Derek shrunk into a ball, on his knees, shielding himself from the twisted beast before them.
Geryon glared at Eddie and snarled.
Eddie snarled back.
49
No time could be wasted.
Martin leapt forward, throwing fire-ball after fire ball, wave after wave of flamed attacks bombarding the malevolent bastard before him.
Balam’s bull head snorted and bashed into the ram, its three heads colliding with a raging intensity. His human head growled, irritated by the reaction of its weaker counterparts. Its bearded face opened its mouth wide, revealing a mouth of blood and thick excess saliva.

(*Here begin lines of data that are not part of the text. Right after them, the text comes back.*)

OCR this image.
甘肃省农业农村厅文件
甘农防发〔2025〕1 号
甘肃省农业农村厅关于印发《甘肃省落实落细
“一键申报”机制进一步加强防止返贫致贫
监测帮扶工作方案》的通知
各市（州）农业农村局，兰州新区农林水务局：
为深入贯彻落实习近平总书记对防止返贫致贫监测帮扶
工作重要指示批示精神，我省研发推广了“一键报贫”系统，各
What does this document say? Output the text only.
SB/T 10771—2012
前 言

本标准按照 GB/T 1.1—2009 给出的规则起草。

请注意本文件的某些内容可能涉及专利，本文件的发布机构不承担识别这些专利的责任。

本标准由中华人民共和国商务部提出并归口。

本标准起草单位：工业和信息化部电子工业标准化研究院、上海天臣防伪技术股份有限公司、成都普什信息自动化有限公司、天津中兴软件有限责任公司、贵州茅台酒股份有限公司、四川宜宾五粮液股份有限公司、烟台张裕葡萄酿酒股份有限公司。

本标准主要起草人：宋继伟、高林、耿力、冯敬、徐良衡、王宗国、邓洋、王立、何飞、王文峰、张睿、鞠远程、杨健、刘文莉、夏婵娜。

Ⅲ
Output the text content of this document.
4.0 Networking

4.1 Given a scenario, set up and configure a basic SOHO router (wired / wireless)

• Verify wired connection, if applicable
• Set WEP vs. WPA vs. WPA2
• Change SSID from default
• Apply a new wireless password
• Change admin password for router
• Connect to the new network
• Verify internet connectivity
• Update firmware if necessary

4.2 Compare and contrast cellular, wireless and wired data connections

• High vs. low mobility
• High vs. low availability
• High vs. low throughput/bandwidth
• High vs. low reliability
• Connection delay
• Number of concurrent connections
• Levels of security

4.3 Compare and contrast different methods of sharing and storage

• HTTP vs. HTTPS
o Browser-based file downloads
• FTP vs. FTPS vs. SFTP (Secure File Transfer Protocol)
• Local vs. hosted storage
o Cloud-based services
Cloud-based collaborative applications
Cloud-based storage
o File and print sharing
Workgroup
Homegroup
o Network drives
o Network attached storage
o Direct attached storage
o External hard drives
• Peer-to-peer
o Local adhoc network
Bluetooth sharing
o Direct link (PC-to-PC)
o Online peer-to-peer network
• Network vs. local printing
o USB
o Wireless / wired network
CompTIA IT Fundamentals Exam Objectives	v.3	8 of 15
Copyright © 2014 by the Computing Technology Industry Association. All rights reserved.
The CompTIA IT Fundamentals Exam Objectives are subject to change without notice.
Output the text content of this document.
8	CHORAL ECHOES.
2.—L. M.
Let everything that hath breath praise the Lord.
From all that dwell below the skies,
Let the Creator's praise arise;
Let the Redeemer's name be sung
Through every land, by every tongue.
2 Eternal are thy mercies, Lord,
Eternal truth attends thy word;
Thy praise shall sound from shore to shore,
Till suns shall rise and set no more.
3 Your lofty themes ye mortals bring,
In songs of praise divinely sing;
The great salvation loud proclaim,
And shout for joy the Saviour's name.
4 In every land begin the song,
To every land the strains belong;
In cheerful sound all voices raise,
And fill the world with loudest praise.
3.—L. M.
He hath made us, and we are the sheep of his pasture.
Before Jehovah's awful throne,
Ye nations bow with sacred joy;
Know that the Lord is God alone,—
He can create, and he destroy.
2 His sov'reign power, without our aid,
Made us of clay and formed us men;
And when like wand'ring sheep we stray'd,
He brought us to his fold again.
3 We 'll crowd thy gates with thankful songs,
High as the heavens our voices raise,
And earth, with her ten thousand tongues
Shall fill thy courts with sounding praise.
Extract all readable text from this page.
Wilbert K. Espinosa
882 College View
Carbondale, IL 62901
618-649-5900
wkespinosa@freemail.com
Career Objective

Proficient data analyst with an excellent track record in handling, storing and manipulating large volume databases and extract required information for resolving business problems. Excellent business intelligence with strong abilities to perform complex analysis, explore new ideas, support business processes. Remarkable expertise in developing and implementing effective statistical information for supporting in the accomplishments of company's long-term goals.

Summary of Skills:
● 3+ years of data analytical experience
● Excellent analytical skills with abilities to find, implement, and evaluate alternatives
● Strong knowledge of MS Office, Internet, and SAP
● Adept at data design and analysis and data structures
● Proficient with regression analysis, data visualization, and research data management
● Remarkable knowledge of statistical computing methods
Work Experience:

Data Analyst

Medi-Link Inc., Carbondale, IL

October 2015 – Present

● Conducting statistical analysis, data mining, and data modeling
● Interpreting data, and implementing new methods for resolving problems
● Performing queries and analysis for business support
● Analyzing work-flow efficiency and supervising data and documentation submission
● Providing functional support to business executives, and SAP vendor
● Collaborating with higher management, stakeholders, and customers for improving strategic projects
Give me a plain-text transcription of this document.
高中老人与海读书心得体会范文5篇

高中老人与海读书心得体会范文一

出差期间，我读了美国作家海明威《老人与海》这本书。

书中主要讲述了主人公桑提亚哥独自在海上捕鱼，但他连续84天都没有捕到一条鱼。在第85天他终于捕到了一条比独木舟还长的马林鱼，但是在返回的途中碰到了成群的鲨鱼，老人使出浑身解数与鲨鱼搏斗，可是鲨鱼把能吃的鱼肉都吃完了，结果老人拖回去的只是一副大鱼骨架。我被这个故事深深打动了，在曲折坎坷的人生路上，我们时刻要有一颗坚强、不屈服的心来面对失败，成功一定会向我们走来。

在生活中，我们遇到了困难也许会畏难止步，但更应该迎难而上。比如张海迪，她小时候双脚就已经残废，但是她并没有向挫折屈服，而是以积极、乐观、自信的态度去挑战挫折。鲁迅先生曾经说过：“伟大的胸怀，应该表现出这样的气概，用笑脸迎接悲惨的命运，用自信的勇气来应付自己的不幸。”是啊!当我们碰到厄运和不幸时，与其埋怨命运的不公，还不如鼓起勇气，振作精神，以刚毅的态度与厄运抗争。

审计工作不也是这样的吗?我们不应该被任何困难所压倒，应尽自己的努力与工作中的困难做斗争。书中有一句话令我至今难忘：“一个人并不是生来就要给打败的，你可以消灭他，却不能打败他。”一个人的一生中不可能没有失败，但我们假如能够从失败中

The mouth laughed heartily as it drunk in the flames Martin sent hurtling forward like a drunk would down beer.
Bandile’s deep laughter as he watched on incensed Martin even further. But he had to ignore it. Had to concentrate.
Spinning his arms in another frantic motion, Martin conjured a violent gust of wind. He lurched his arms forward, forcing a charging Balam to buckle and struggle to keep balance atop his bear.
Resisting Martin’s defence, Balam pounded toward him, trampling him to the ground beneath the bear’s heavy, bloody paws.
Martin struggled to climb to his hands, coughing and wheezing.
Each head atop Balam’s torso jolted toward Cassy, eyes glowing with instant recognition.
Cassy cowered, stiffening with tepid fear. She turned to run, but heavy gallops resounded behind her and she was lifted in the giant claw of the prince of hell with one swift, effortless swipe.